Home / Media  / Quotes

How LTCG tax will be calculated on shares where STT is not paid

How LTCG tax will be calculated on shares where STT is not paid
I purchased some shares between 1975 and 2000 for which I do not have a contract note. What should be considered the cost price to calculate long-term capital gain? Since no Securities Transaction Tax (STT) was paid, will I have to pay any additional tax? 

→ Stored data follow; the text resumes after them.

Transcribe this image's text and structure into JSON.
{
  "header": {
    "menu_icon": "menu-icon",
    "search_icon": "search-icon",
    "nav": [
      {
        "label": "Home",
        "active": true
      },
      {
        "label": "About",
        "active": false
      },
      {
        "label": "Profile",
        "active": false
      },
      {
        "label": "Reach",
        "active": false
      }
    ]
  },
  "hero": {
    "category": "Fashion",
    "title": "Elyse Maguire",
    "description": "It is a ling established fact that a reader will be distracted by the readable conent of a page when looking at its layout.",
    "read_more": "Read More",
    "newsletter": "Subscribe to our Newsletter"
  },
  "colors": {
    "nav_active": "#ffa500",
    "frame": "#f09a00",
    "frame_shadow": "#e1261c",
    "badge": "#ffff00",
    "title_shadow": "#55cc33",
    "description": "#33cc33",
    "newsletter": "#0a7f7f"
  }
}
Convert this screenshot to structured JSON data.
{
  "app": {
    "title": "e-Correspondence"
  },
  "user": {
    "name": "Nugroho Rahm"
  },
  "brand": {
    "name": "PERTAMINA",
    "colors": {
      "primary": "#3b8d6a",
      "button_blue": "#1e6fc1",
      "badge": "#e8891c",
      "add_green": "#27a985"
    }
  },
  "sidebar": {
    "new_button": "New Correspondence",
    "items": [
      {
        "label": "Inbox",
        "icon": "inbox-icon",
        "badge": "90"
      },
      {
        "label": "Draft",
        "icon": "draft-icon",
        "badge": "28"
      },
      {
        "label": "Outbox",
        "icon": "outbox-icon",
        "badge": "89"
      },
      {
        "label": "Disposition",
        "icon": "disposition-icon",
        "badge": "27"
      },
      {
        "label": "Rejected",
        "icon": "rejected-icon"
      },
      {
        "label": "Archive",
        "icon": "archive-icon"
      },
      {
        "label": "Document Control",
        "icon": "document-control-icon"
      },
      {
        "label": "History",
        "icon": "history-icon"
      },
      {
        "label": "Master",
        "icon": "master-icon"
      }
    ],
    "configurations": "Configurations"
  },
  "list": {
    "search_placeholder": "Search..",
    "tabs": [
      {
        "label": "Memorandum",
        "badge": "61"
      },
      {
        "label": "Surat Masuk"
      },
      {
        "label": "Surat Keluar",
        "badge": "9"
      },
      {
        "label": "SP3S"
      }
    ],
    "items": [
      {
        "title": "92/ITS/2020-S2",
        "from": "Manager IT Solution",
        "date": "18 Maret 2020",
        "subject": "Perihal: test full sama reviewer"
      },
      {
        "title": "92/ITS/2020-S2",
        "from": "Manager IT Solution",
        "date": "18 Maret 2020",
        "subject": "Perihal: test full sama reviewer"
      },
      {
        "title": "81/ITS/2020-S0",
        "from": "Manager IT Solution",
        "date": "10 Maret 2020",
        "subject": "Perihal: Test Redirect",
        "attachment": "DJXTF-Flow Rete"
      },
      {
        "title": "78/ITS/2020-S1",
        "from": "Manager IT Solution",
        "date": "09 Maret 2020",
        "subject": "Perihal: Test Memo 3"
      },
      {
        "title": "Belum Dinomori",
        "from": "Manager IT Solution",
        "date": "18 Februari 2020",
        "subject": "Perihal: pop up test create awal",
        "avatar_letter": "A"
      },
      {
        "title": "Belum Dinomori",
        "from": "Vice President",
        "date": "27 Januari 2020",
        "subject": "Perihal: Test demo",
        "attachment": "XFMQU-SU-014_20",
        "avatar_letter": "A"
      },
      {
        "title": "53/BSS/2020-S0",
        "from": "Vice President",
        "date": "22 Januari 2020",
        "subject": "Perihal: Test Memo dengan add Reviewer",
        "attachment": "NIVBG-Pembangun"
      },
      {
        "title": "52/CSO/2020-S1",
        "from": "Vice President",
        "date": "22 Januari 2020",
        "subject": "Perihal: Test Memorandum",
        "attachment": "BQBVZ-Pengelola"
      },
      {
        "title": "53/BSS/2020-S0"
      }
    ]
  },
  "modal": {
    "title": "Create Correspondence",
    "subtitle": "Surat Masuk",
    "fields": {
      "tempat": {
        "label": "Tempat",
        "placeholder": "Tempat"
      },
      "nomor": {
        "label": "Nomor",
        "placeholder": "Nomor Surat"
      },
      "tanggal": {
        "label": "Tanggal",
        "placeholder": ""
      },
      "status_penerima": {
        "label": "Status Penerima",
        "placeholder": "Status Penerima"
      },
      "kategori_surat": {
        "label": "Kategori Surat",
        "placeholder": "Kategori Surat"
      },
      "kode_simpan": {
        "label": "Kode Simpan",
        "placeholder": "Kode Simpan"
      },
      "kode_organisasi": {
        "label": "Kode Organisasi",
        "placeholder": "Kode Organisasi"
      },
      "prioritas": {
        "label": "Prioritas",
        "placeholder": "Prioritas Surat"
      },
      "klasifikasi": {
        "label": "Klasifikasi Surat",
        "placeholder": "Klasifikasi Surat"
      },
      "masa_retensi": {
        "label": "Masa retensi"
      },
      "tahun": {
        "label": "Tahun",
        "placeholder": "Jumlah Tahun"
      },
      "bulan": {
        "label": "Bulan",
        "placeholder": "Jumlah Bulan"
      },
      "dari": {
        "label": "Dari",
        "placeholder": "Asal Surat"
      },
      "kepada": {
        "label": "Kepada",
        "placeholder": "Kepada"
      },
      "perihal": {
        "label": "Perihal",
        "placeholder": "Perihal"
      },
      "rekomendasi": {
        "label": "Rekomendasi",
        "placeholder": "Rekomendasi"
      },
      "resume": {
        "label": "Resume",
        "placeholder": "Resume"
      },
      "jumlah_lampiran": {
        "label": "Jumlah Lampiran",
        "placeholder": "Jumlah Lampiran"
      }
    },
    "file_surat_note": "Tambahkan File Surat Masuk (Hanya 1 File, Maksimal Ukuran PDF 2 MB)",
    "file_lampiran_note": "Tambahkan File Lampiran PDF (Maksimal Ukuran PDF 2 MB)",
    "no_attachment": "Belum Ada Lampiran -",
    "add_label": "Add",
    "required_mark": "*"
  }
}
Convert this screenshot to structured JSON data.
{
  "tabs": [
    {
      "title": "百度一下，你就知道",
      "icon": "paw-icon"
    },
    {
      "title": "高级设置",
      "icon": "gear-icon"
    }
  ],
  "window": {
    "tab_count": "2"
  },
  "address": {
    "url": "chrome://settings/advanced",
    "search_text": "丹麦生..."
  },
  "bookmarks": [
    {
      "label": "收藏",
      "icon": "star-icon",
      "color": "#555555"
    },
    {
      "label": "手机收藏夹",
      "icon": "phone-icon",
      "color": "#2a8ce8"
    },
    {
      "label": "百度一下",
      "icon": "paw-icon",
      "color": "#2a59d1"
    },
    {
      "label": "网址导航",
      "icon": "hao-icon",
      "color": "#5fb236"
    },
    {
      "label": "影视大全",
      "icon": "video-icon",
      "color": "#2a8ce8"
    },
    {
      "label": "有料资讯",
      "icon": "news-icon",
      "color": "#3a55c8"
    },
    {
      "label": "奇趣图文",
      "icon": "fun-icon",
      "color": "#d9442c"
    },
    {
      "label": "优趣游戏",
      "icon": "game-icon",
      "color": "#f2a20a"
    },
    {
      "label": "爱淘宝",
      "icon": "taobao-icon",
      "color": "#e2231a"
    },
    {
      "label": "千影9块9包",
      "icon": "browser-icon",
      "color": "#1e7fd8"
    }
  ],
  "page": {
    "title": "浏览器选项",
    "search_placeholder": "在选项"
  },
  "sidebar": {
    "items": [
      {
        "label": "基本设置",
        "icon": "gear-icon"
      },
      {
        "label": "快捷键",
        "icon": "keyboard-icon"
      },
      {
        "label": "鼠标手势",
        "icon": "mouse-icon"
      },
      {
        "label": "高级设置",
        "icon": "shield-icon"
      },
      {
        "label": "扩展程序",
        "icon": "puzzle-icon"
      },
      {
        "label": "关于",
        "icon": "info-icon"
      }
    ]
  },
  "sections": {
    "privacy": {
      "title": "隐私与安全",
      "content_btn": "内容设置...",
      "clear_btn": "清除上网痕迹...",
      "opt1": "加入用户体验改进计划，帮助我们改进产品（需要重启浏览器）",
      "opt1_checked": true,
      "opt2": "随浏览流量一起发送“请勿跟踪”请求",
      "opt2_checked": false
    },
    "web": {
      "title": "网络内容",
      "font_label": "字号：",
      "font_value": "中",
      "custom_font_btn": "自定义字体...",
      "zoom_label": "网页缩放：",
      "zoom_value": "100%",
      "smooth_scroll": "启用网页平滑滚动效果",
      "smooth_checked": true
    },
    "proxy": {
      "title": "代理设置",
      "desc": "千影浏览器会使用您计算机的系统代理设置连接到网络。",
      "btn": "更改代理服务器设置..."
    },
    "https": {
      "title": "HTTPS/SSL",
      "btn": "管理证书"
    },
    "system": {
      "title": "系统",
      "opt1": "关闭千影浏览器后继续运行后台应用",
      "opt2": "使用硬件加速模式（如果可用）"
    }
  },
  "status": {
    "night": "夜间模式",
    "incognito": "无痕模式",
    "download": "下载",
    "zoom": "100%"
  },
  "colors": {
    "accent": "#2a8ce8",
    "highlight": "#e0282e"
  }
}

Amit Maheshwari, Partner, Ashok Maheshwary and Associates replies, "We assume that you will pay STT when you sell these shares and they are listed. You will need to justify the cost and purchase date of these shares through documents like physical share certificates, bank statements, demat account statements, etc. The cost for these shares will be their actual cost or the closing price as on 31 January 2018 restricted to the actual sale prices of the share. If the total capital gains exceed Rs 1 lakh, the entire gain will be taxed at 10%. If these shares were unlisted at the time of purchase, their cost will be indexed up to 2017-18 to arrive at the capital gain. There are certain exceptions to the rule that STT has to be paid at the time of purchase—if shares were acquired in an IPO or were unlisted at the time of purchase or no STT was applicable at the time of purchase. If these exceptions aren’t applicable to you, then your capital gain will be taxed at 20%, instead of 10%." 
I am moving to a new job after five continuous years of service with one company. I want to withdraw my employees' provident fund. Will the withdrawn sum be taxed? 
Shubham Agrawal Senior Taxation Advisor, replies, "Yes, you can withdraw the sum and it will be tax-free. According to income tax rules, any accumulated balance due and payable to an employee who has been in continuous service for a period of five years or more shall be excluded from his total income."